Minimum TaxOpinion by Senate Finance Committee Ranking Member Mike Crapo (R-Idaho)
While Republicans and Democrats may disagree on the best tax policies to create high-paying U.S. jobs and lasting economic growth, some are so bad that they transcend partisan politics. Democrats’ proposed tax on the financial statement income of certain U.S. companies (the so-called “book minimum tax”) is an example. When Congress experimented with a book minimum tax in the late 1980s, the policy proved so flawed and unworkable that Republicans and Democrats alike rejected the tax after only three short years in law. Now is not the time to resurrect a harmful policy that would damage American manufacturers and supply chains, undercut critical research and development, and investment in renewable energy and other emerging technologies.

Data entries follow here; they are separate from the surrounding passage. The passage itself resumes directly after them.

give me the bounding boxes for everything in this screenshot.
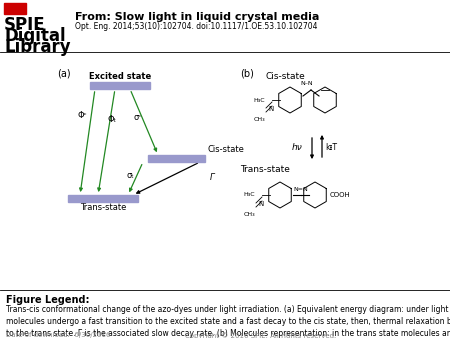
Text: H₃C: H₃C: [243, 193, 255, 197]
Bar: [68, 195, 138, 202]
Text: SPIE: SPIE: [4, 16, 45, 34]
Text: kᵻT: kᵻT: [325, 144, 337, 152]
Text: N=N: N=N: [293, 187, 308, 192]
Text: σₜ: σₜ: [126, 170, 134, 179]
Text: σᶜ: σᶜ: [134, 114, 142, 122]
Text: From: Slow light in liquid crystal media: From: Slow light in liquid crystal media: [75, 12, 320, 22]
Text: Figure Legend:: Figure Legend:: [6, 295, 90, 305]
Text: Cis-state: Cis-state: [265, 72, 305, 81]
Text: Digital: Digital: [4, 27, 66, 45]
Text: H₃C: H₃C: [253, 97, 265, 102]
Text: Date of download:  6/30/2016: Date of download: 6/30/2016: [6, 332, 111, 338]
Text: (a): (a): [57, 68, 71, 78]
Text: Copyright © 2016 SPIE. All rights reserved.: Copyright © 2016 SPIE. All rights reserv…: [185, 332, 336, 338]
Bar: [148, 155, 205, 162]
Text: CH₃: CH₃: [253, 117, 265, 122]
Text: Library: Library: [4, 38, 71, 56]
Text: Cis-state: Cis-state: [208, 145, 245, 154]
Text: Γ: Γ: [210, 173, 215, 183]
Text: hν: hν: [291, 144, 302, 152]
Text: Trans-state: Trans-state: [240, 165, 290, 174]
Text: Φₜ: Φₜ: [108, 116, 117, 124]
Text: Trans-state: Trans-state: [80, 203, 126, 212]
Text: (b): (b): [240, 68, 254, 78]
Text: Φᶜ: Φᶜ: [77, 111, 87, 120]
Text: N: N: [268, 106, 274, 112]
Bar: [4, 3, 26, 14]
Text: Excited state: Excited state: [89, 72, 151, 81]
Text: N: N: [258, 201, 264, 207]
Text: Trans-cis conformational change of the azo-dyes under light irradiation. (a) Equ: Trans-cis conformational change of the a…: [6, 305, 450, 338]
Text: COOH: COOH: [330, 192, 351, 198]
Text: N–N: N–N: [301, 81, 313, 86]
Text: CH₃: CH₃: [243, 212, 255, 217]
Bar: [90, 82, 150, 89]
Text: Opt. Eng. 2014;53(10):102704. doi:10.1117/1.OE.53.10.102704: Opt. Eng. 2014;53(10):102704. doi:10.111…: [75, 22, 318, 31]
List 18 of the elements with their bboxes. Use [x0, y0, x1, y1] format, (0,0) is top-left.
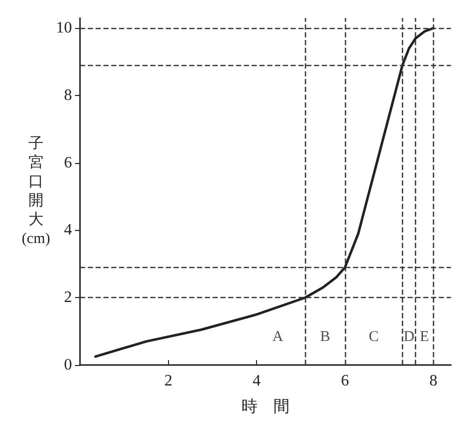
x-tick-label: 2	[164, 372, 172, 390]
x-axis-title: 時 間	[242, 398, 290, 416]
y-tick-label: 10	[56, 20, 72, 37]
annotation: A	[272, 329, 284, 346]
y-tick-label: 2	[64, 289, 72, 306]
y-tick-label: 4	[64, 222, 72, 239]
x-tick-label: 4	[252, 372, 261, 390]
x-tick-label: 6	[341, 372, 349, 390]
annotation: D	[404, 329, 415, 346]
y-tick-label: 8	[64, 86, 72, 104]
y-tick-label: 0	[64, 356, 72, 374]
annotation: C	[368, 329, 379, 346]
y-tick-label: 6	[64, 154, 72, 172]
x-tick-label: 8	[429, 372, 438, 390]
annotation: B	[320, 329, 330, 346]
y-axis-title: 子宮口開大(cm)	[22, 136, 50, 247]
line-series	[94, 26, 435, 358]
annotation: E	[420, 329, 430, 346]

The book minimum tax included in the House-passed Build Back Better Act is fundamentally flawed. It would impose a 15 percent minimum tax on American businesses, though not on the income they are required to report to the Internal Revenue Service (IRS) as taxable income. Rather, the tax would be levied on the income businesses report for financial statement purposes—known as book income—discarding the tax code in favor of taxing companies based on accounting standards. Those standards are determined without congressional input or oversight, and may not reflect the business cycle.
Because business investments are treated differently for book and tax purposes, the proposal would impose a particularly burdensome tax on capital investment made by American manufacturers, energy companies, and other major job-creators. This would eliminate or significantly reduce the benefit of the very tax policies Congress has spent decades crafting to encourage investment in American facilities and to support American jobs. As the National Association of Manufacturers rightly highlighted, “[I]mposing a book tax would not only undermine the recovery but also make it harder for the next manufacturing dollar to be spent in America, negatively impacting growth in family-supporting American manufacturing jobs.” Taxation based on these book-tax differences would have a devastating impact on many companies and sectors, including manufacturing, insurance, renewable energy, wireless, and projects relying on state and local financing.
The book minimum tax that was attempted in the late 1980s ultimately failed, with bipartisan acknowledgement the policy was unworkable. As the then-Democrat Ways and Means Chairman observed, “When used for tax purposes, the book income concept not only invites manipulation, but can lead to inequitable results because of timing differences between tax and accounting rules.”
Also concerning is the current proposal’s delegation of congressional tax-writing authority to unelected boards, such as the Financial Accounting Standards Board. Rather than abdicate and outsource its responsibility to unelected members of a board, Congress should continue to fulfill its constitutional obligations to the American people by remaining firmly in control of the tax-writing process.
Even more alarming is that the current proposal, which targets hundreds of American companies, millions of American jobs and a massive share of the American economy, is being pursued without so much as a hearing or markup by either chamber’s tax-writers. As a result, unintended consequences are sure to follow, requiring carve-outs beyond the one recently and hastily added for pension plans. Setting important tax policies affecting all Americans requires a formal markup process, as was done with the Tax Cuts and Jobs Act in 2017, to allow varied input, instead of unilateral and partisan decision-making.
Congress must once more reject this flawed proposal. It would exacerbate supply-chain disruptions, kill jobs, and muddle income-tax law with decisions on rules made by unelected members of accounting boards. Instead, Congress must preserve its constitutional authority over the tax-writing process and work together to fortify U.S. job creation and economic growth and opportunities.